En otro orden de cosas, si bien es verdad que no se requiere la descripción de actos concretos a los fines de definir el presupuesto del tipo de delito que nos ocupa, ya se ha afirmado que sí que han de indicarse para valorar la existencia o no de una situación de entidad suficiente como para entender satisfecha la exigencia fáctica del tipo penal de violencia habitual. En este caso esta descripción de episodios no existe en los hechos probados. De hecho, no contienen los hechos probados nada más que una la genérica referencia a diarios insultos proferidos por el recurrente o vejaciones genéricas Otro elemento que resulta sorprendente, en este caso por su ausencia, es la absoluta omisión de cualquier elemento de corroboración periférico que efectivamente respalde y corrobore el testimonio de la víctima, pese a que la situación denunciada se prolongó durante unos años. El testigo Adolfo , hijo de la denunciante, manifestó en el plenario que no dijo la verdad en el Juzgado de instrucción en el año 2014 cuando declaró que no había visto agresiones ni amenazas y que los insultos eran mutuos en las discusiones, manifestado en el plenario cinco años después, otra versión. Este hecho le hace perder credibilidad como elemento de corroboración, al no dar ninguna explicación razonable del cambio y del tiempo que ha dejado con valor, su declaración.

De las anteriores circunstancias resulta que hay una única prueba que acredite la realidad de los hechos: el testimonio de la denunciante Modesta . Pero este testimonio no fue rico en detalles, no se descarta la existencia de un posible móvil espurio pues el informe forense concreta la existencia de celos por la nueva relación, ni está corroborado por ningún otro elemento probatorio, cuando en algún caso de los escasos ejemplos de violencia recibida hubiera sido fácil hacerlo. Y el informe pericial forense es cuanto menos inconcluyente por las razones antes expuestas, careciendo de aptitud para corroborar, por sí solo y en ausencia de cualquier otro elemento indiciario, por mínimo que fuera, el testimonio de la víctima.

Todas estas circunstancias devalúan indudablemente el valor inculpatorio del testimonio de la denunciante.

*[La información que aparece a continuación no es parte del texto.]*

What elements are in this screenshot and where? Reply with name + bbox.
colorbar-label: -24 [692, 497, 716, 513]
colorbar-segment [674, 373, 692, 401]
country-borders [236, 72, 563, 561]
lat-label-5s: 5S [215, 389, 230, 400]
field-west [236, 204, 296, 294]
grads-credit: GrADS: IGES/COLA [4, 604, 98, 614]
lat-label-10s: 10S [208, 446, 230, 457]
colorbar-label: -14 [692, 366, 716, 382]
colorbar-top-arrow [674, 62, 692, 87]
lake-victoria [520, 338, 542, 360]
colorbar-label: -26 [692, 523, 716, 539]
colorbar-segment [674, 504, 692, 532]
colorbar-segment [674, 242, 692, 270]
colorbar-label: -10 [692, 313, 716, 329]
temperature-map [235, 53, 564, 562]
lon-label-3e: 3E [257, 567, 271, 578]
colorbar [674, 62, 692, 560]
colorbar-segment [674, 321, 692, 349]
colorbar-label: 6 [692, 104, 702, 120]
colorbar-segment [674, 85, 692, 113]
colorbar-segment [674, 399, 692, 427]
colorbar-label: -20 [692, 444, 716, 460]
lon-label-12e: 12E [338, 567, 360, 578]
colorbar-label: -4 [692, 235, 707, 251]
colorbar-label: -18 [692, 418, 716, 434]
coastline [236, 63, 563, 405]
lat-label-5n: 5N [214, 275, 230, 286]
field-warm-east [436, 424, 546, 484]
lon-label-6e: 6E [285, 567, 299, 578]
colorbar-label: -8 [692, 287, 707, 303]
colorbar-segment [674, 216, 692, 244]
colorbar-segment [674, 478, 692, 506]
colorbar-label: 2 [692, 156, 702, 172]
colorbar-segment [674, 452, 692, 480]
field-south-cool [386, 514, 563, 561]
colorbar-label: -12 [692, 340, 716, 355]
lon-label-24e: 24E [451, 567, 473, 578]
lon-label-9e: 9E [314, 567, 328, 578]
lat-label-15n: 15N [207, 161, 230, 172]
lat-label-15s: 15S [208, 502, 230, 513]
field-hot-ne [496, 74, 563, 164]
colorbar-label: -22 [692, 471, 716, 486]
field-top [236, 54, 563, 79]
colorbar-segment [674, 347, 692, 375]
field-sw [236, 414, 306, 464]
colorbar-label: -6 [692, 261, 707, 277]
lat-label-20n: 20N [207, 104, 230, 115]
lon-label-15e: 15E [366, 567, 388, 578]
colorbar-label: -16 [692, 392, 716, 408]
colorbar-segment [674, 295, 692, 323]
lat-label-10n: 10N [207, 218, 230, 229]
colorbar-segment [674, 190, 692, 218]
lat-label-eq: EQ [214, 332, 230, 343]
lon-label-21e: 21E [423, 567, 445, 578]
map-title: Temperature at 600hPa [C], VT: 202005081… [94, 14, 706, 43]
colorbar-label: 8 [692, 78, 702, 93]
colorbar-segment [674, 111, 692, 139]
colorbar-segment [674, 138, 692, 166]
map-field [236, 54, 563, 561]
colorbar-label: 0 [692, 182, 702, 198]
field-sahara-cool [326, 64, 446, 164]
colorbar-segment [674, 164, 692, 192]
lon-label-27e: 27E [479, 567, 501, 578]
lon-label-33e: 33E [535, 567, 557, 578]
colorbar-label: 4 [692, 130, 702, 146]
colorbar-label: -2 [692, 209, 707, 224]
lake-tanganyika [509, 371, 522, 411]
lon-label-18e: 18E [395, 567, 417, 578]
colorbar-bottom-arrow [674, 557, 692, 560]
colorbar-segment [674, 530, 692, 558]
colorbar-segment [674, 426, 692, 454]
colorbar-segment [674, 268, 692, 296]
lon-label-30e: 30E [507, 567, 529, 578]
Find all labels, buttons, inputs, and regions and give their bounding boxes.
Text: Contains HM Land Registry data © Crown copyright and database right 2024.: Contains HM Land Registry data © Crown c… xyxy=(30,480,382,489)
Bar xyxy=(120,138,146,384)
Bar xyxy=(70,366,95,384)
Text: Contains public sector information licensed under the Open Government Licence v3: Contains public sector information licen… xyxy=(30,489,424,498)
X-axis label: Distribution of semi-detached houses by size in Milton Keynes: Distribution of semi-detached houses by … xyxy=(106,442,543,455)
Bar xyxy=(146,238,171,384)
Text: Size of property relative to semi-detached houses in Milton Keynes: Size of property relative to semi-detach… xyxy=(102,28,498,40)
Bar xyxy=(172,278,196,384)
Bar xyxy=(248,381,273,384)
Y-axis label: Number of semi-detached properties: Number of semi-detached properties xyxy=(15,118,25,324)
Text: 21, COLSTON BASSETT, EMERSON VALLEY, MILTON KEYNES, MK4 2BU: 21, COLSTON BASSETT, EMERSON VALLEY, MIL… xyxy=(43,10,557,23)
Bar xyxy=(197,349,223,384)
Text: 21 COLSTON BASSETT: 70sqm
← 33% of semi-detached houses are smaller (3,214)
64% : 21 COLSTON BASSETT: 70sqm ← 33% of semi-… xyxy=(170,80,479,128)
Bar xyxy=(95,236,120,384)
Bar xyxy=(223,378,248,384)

No se trata de negar la credibilidad del relato de la víctima. Es, simplemente, que concurren en este caso una serie de circunstancias que hacen generar una duda sobre los hechos. Y en estos casos resulta de aplicación el principio in dubio pro reo, condición o exigencia subjetiva del convencimiento del órgano judicial en la valoración de la prueba inculpatoria existente aportada al proceso. Así como la presunción de inocencia parte de la carencia de actividad probatoria de cargo desarrollada de manera legítima, aquel principio implica la existencia de una prueba contradictoria, incluida desde luego la de cargo, que el Juzgador, de acuerdo con el art. 741 LECrim , valora y, como consecuencia, como indican las SSTS de 8 de junio y 22 de octubre de 1989 , si en esa valoración se introduce un elemento de duda razonable y lógico respecto a la realidad de los hechos o a la existencia de elementos psicológicos, debe absolver ( S.T.C. de 20 de febrero de 1989 y SSTS de 9 de mayo de 1988 , 8 de junio y 2 de octubre de 1989 ). De este modo, concurriendo tales dudas en el presente caso, es procedente revocar la resolución recurrida y dictar en su lugar sentencia absolutoria. , con declaración de oficio de las costas procesales en ambas instancias.



QUINTO.- No existen motivos para imponer al apelante las costas derivadas del recurso y se declaran de oficio de las costas procesales de la instancia.

VISTOS los preceptos legales citados y demás de pertinente y general aplicación al presente supuesto.

Fallo

F A L L A M O S: Estimamos el recurso de apelación interpuesto por Jacobo contra la sentencia de 16 de septiembre de 2019 dictada por el Juzgado de lo Penal número 9 de los de Alicante en Autos de Juicio Oral número 218/2018 y, en consecuencia, revocamos íntegramente dicha resolución, absolviendo libremente al acusado de los delitos por los que venía siendo acusado por el Fiscal y la acusación particular, con todos los pronunciamientos favorables, declarando de oficio las costas causadas en la instancia.

Declaramos de oficio las costas causadas en esta alzada.

Así por esta nuestra sentencia, definitivamente juzgando, lo pronunciamos, mandamos y firmamos.